Por que o senhor diz que Tarsila do Amaral foi fundamental para o modernismo nas Américas? Simplesmente porque qualquer descrição, resumo ou argumento sobre o modernismo dentro deste continente que não levasse em conta o seu legado seria incompleto. Não estou querendo dizer que ela foi em larga e continentalmente influente, mas de fato ela é muito mais conhecida e admirada fora do Brasil do que qualquer outro artista brasileiro moderno, com certeza.
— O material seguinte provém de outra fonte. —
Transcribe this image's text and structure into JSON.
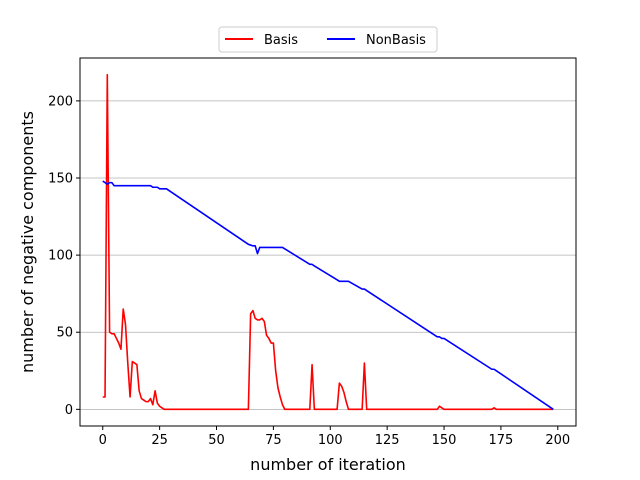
{
  "chart_data": {
    "type": "line",
    "xlabel": "number of iteration",
    "ylabel": "number of negative components",
    "xlim": [
      -10,
      208
    ],
    "ylim": [
      -10.8,
      227.8
    ],
    "xticks": [
      0,
      25,
      50,
      75,
      100,
      125,
      150,
      175,
      200
    ],
    "yticks": [
      0,
      50,
      100,
      150,
      200
    ],
    "grid": "y-major",
    "legend_position": "top-center",
    "series": [
      {
        "name": "Basis",
        "color": "#ff0000",
        "points": [
          [
            0,
            8
          ],
          [
            1,
            8
          ],
          [
            2,
            217
          ],
          [
            3,
            50
          ],
          [
            4,
            49
          ],
          [
            5,
            49
          ],
          [
            6,
            46
          ],
          [
            7,
            43
          ],
          [
            8,
            39
          ],
          [
            9,
            65
          ],
          [
            10,
            55
          ],
          [
            11,
            30
          ],
          [
            12,
            8
          ],
          [
            13,
            31
          ],
          [
            14,
            30
          ],
          [
            15,
            29
          ],
          [
            16,
            12
          ],
          [
            17,
            7
          ],
          [
            18,
            6
          ],
          [
            19,
            5
          ],
          [
            20,
            5
          ],
          [
            21,
            7
          ],
          [
            22,
            3
          ],
          [
            23,
            12
          ],
          [
            24,
            4
          ],
          [
            25,
            2
          ],
          [
            26,
            1
          ],
          [
            27,
            0
          ],
          [
            64,
            0
          ],
          [
            65,
            62
          ],
          [
            66,
            64
          ],
          [
            67,
            59
          ],
          [
            68,
            58
          ],
          [
            69,
            58
          ],
          [
            70,
            59
          ],
          [
            71,
            57
          ],
          [
            72,
            48
          ],
          [
            73,
            46
          ],
          [
            74,
            43
          ],
          [
            75,
            43
          ],
          [
            76,
            25
          ],
          [
            77,
            14
          ],
          [
            78,
            8
          ],
          [
            79,
            3
          ],
          [
            80,
            0
          ],
          [
            91,
            0
          ],
          [
            92,
            29
          ],
          [
            93,
            0
          ],
          [
            103,
            0
          ],
          [
            104,
            17
          ],
          [
            105,
            15
          ],
          [
            106,
            11
          ],
          [
            107,
            5
          ],
          [
            108,
            0
          ],
          [
            114,
            0
          ],
          [
            115,
            30
          ],
          [
            116,
            0
          ],
          [
            147,
            0
          ],
          [
            148,
            2
          ],
          [
            149,
            1
          ],
          [
            150,
            0
          ],
          [
            171,
            0
          ],
          [
            172,
            1
          ],
          [
            173,
            0
          ],
          [
            198,
            0
          ]
        ]
      },
      {
        "name": "NonBasis",
        "color": "#0000ff",
        "points": [
          [
            0,
            148
          ],
          [
            1,
            147
          ],
          [
            2,
            146
          ],
          [
            3,
            147
          ],
          [
            4,
            147
          ],
          [
            5,
            145
          ],
          [
            21,
            145
          ],
          [
            22,
            144
          ],
          [
            24,
            144
          ],
          [
            25,
            143
          ],
          [
            28,
            143
          ],
          [
            64,
            107
          ],
          [
            66,
            106
          ],
          [
            67,
            106
          ],
          [
            68,
            101
          ],
          [
            69,
            105
          ],
          [
            79,
            105
          ],
          [
            91,
            94
          ],
          [
            92,
            94
          ],
          [
            93,
            93
          ],
          [
            103,
            84
          ],
          [
            104,
            83
          ],
          [
            108,
            83
          ],
          [
            114,
            78
          ],
          [
            115,
            78
          ],
          [
            116,
            77
          ],
          [
            147,
            47
          ],
          [
            148,
            47
          ],
          [
            149,
            46
          ],
          [
            150,
            46
          ],
          [
            171,
            26
          ],
          [
            172,
            26
          ],
          [
            173,
            25
          ],
          [
            198,
            0
          ]
        ]
      }
    ]
  }
}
Como os americanos têm recebido a exposição Tarsila do Amaral? Eu acho que a mostra foi extremamente bem recebida. Tarsila é uma artista que pode ser facilmente apreciada por sua iconografia. No entanto, além dessa impressão superficial de colorido e sensualidade, existem camadas de questões, desde a deformação do modernismo canônico até o desafio de conceber uma nova forma de representação para uma mensagem tão complexa, o projeto antropofágico.
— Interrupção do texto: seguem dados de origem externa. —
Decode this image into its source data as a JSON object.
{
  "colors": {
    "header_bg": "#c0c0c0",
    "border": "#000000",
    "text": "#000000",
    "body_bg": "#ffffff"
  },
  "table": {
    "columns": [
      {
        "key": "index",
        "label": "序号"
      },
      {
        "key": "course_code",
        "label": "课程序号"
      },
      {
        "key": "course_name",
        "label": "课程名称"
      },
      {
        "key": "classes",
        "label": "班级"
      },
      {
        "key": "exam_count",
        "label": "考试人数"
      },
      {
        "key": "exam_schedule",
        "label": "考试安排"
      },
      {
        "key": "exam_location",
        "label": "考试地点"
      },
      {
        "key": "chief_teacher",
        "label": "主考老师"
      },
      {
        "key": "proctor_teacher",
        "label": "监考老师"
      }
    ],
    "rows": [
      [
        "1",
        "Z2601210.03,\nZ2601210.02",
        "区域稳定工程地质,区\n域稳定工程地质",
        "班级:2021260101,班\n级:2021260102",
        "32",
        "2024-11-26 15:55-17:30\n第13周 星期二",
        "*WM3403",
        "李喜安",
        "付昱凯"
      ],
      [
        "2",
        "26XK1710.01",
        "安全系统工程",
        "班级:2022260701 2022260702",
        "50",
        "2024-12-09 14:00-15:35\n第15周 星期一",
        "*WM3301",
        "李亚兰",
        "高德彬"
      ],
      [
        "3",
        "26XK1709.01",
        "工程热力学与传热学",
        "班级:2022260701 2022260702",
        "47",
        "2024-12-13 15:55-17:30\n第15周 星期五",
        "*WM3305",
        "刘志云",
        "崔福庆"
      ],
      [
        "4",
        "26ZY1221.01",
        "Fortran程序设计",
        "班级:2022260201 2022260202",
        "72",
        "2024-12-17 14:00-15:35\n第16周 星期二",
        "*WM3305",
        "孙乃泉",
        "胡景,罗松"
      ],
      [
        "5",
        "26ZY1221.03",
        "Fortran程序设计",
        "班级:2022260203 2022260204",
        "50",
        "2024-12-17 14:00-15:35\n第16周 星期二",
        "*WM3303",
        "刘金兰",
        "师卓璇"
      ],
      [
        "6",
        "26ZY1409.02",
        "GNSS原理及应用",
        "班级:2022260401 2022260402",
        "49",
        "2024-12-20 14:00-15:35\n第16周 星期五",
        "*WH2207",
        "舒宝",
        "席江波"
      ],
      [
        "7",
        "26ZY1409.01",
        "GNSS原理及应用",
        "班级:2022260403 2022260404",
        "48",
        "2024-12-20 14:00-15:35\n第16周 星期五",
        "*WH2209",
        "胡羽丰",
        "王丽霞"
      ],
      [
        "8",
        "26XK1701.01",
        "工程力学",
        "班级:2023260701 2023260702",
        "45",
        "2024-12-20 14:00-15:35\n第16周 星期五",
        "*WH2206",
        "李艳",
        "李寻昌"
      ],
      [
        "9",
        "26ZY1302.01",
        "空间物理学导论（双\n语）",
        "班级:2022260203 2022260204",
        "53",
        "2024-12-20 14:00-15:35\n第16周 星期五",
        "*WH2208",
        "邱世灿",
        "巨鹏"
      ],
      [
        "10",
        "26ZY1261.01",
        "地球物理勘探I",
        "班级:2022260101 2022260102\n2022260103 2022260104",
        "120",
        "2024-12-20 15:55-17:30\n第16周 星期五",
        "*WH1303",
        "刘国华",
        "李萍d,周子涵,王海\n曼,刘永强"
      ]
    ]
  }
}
O senhor foi curador da Bienal Internacional de São Paulo, e conhece bem a arte brasileira. Por que, na sua opinião, ainda estamos tão ligados ao modernismo em pleno século XXI? Porque o modernismo do início do século XX não é nada além de um rótulo ou uma fachada, uma ilusão por trás da qual se desdobra uma gama de complexos, fraturados, fractais e vernaculares modernismos sobre os quais ainda não chegamos a um acordo. Suas mensagens e legados inacabados e seus protagonistas desconhecidos ainda aguardam interpretação.
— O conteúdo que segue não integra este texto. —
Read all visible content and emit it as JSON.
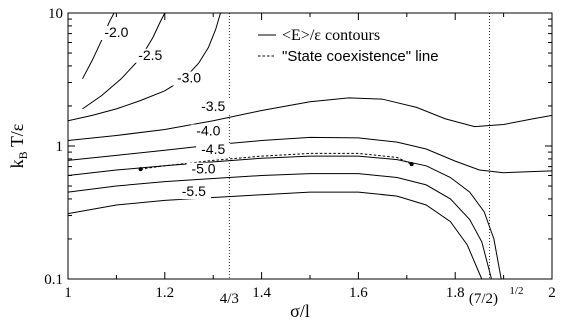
{
  "chart_data": {
    "type": "line",
    "xlabel": "σ/l",
    "ylabel": "k_B T/ε",
    "xlim": [
      1,
      2
    ],
    "ylim": [
      0.1,
      10
    ],
    "yscale": "log",
    "x_ticks": [
      {
        "value": 1,
        "label": "1"
      },
      {
        "value": 1.2,
        "label": "1.2"
      },
      {
        "value": 1.4,
        "label": "1.4"
      },
      {
        "value": 1.6,
        "label": "1.6"
      },
      {
        "value": 1.8,
        "label": "1.8"
      },
      {
        "value": 2,
        "label": "2"
      }
    ],
    "y_ticks": [
      {
        "value": 0.1,
        "label": "0.1"
      },
      {
        "value": 1,
        "label": "1"
      },
      {
        "value": 10,
        "label": "10"
      }
    ],
    "reference_lines": [
      {
        "x": 1.3333,
        "label": "4/3"
      },
      {
        "x": 1.8708,
        "label": "(7/2)",
        "superscript": "1/2"
      }
    ],
    "legend": {
      "placement": "top-right",
      "entries": [
        {
          "label": "<E>/ε contours",
          "style": "solid"
        },
        {
          "label": "\"State coexistence\" line",
          "style": "dashed"
        }
      ]
    },
    "grid": false,
    "series": [
      {
        "label": "-2.0",
        "values": [
          [
            1.03,
            3.2
          ],
          [
            1.05,
            4.4
          ],
          [
            1.07,
            6.3
          ],
          [
            1.085,
            8.5
          ],
          [
            1.095,
            10
          ]
        ]
      },
      {
        "label": "-2.5",
        "values": [
          [
            1.03,
            1.9
          ],
          [
            1.07,
            2.4
          ],
          [
            1.11,
            3.2
          ],
          [
            1.15,
            4.6
          ],
          [
            1.175,
            6.5
          ],
          [
            1.19,
            8.5
          ],
          [
            1.2,
            10
          ]
        ]
      },
      {
        "label": "-3.0",
        "values": [
          [
            1,
            1.55
          ],
          [
            1.05,
            1.7
          ],
          [
            1.1,
            1.9
          ],
          [
            1.15,
            2.2
          ],
          [
            1.2,
            2.6
          ],
          [
            1.24,
            3.2
          ],
          [
            1.27,
            4.2
          ],
          [
            1.29,
            5.5
          ],
          [
            1.305,
            7.5
          ],
          [
            1.315,
            10
          ]
        ]
      },
      {
        "label": "-3.5",
        "values": [
          [
            1,
            1.1
          ],
          [
            1.1,
            1.2
          ],
          [
            1.2,
            1.33
          ],
          [
            1.3,
            1.55
          ],
          [
            1.4,
            1.85
          ],
          [
            1.5,
            2.15
          ],
          [
            1.58,
            2.3
          ],
          [
            1.65,
            2.25
          ],
          [
            1.72,
            1.95
          ],
          [
            1.78,
            1.6
          ],
          [
            1.84,
            1.4
          ],
          [
            1.9,
            1.45
          ],
          [
            1.96,
            1.6
          ],
          [
            2,
            1.7
          ]
        ]
      },
      {
        "label": "-4.0",
        "values": [
          [
            1,
            0.78
          ],
          [
            1.1,
            0.85
          ],
          [
            1.2,
            0.93
          ],
          [
            1.3,
            1.02
          ],
          [
            1.4,
            1.1
          ],
          [
            1.5,
            1.16
          ],
          [
            1.6,
            1.15
          ],
          [
            1.68,
            1.07
          ],
          [
            1.74,
            0.95
          ],
          [
            1.8,
            0.77
          ],
          [
            1.85,
            0.66
          ],
          [
            1.9,
            0.63
          ],
          [
            1.95,
            0.64
          ],
          [
            2,
            0.65
          ]
        ]
      },
      {
        "label": "-4.5",
        "values": [
          [
            1,
            0.6
          ],
          [
            1.1,
            0.66
          ],
          [
            1.2,
            0.71
          ],
          [
            1.3,
            0.76
          ],
          [
            1.4,
            0.81
          ],
          [
            1.5,
            0.84
          ],
          [
            1.6,
            0.84
          ],
          [
            1.68,
            0.79
          ],
          [
            1.74,
            0.71
          ],
          [
            1.79,
            0.58
          ],
          [
            1.83,
            0.45
          ],
          [
            1.86,
            0.32
          ],
          [
            1.88,
            0.2
          ],
          [
            1.895,
            0.1
          ]
        ]
      },
      {
        "label": "-5.0",
        "values": [
          [
            1,
            0.45
          ],
          [
            1.1,
            0.5
          ],
          [
            1.2,
            0.54
          ],
          [
            1.3,
            0.57
          ],
          [
            1.4,
            0.6
          ],
          [
            1.5,
            0.62
          ],
          [
            1.6,
            0.62
          ],
          [
            1.68,
            0.58
          ],
          [
            1.74,
            0.51
          ],
          [
            1.79,
            0.4
          ],
          [
            1.83,
            0.28
          ],
          [
            1.855,
            0.19
          ],
          [
            1.875,
            0.1
          ]
        ]
      },
      {
        "label": "-5.5",
        "values": [
          [
            1,
            0.31
          ],
          [
            1.1,
            0.36
          ],
          [
            1.2,
            0.39
          ],
          [
            1.3,
            0.41
          ],
          [
            1.4,
            0.43
          ],
          [
            1.5,
            0.45
          ],
          [
            1.6,
            0.45
          ],
          [
            1.68,
            0.42
          ],
          [
            1.74,
            0.36
          ],
          [
            1.79,
            0.27
          ],
          [
            1.825,
            0.18
          ],
          [
            1.85,
            0.11
          ],
          [
            1.855,
            0.1
          ]
        ]
      }
    ],
    "coexistence_line": [
      [
        1.15,
        0.67
      ],
      [
        1.2,
        0.71
      ],
      [
        1.3,
        0.78
      ],
      [
        1.4,
        0.84
      ],
      [
        1.5,
        0.88
      ],
      [
        1.6,
        0.88
      ],
      [
        1.68,
        0.82
      ],
      [
        1.71,
        0.73
      ]
    ],
    "coexistence_endpoints": [
      [
        1.15,
        0.67
      ],
      [
        1.71,
        0.73
      ]
    ],
    "contour_label_positions": [
      {
        "text": "-2.0",
        "x": 1.1,
        "y": 6.6
      },
      {
        "text": "-2.5",
        "x": 1.17,
        "y": 4.45
      },
      {
        "text": "-3.0",
        "x": 1.25,
        "y": 3.0
      },
      {
        "text": "-3.5",
        "x": 1.3,
        "y": 1.83
      },
      {
        "text": "-4.0",
        "x": 1.29,
        "y": 1.2
      },
      {
        "text": "-4.5",
        "x": 1.3,
        "y": 0.87
      },
      {
        "text": "-5.0",
        "x": 1.28,
        "y": 0.62
      },
      {
        "text": "-5.5",
        "x": 1.26,
        "y": 0.42
      }
    ]
  }
}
Nos últimos meses, testemunhamos episódios de ataques conservadores a telas, performances ou exposições de arte, não apenas no Brasil. O mundo atual está menos tolerante à arte? Eu não acredito em zeitgeist. A menos que percebamos que nós, nossas precárias comunidades humanas e nossa condição humana frágil, são o zeitgeist. Vejo três sintomas preocupantes em nosso tempo presente relacionados a eventos infelizes de intolerância: esquecemos o trauma – o trauma do totalitarismo, o trauma do Holocausto, o trauma da guerra mundial – e, portanto, somos menos atentos e cuidadosos diante da fragilidade dos acordos e equilíbrios políticos. Perdemos a sensação da universalidade, o desafio do universal. E perdemos o vínculo entre linguagem e juramento, como Agamben argumenta: enunciar não significa nada hoje, não há mais esperança de promessa sagrada na palavra, não há mais sacramento na linguagem. Vide Trump. Esta é a era da enunciação sem sujeito, portanto, sem responsabilidade. Além disso, porque os “dispositivos” permitem que o enunciador se distancie da enunciação – o Twitter não sou eu, o Facebook não é você –, todo mundo acaba enredado em uma cacofonia de declarações irresponsáveis. Finalmente, perdemos o sentido e a urgência de proclamar e defender a liberdade de expressão (artística) universal. Dias sombrios.
O senhor é venezuelano. Como você vê a situação no país hoje? Ainda mais sombria do que nos dias mais sombrios. É o fim de uma nação da maneira como a conhecemos ou nascemos ou a abraçamos.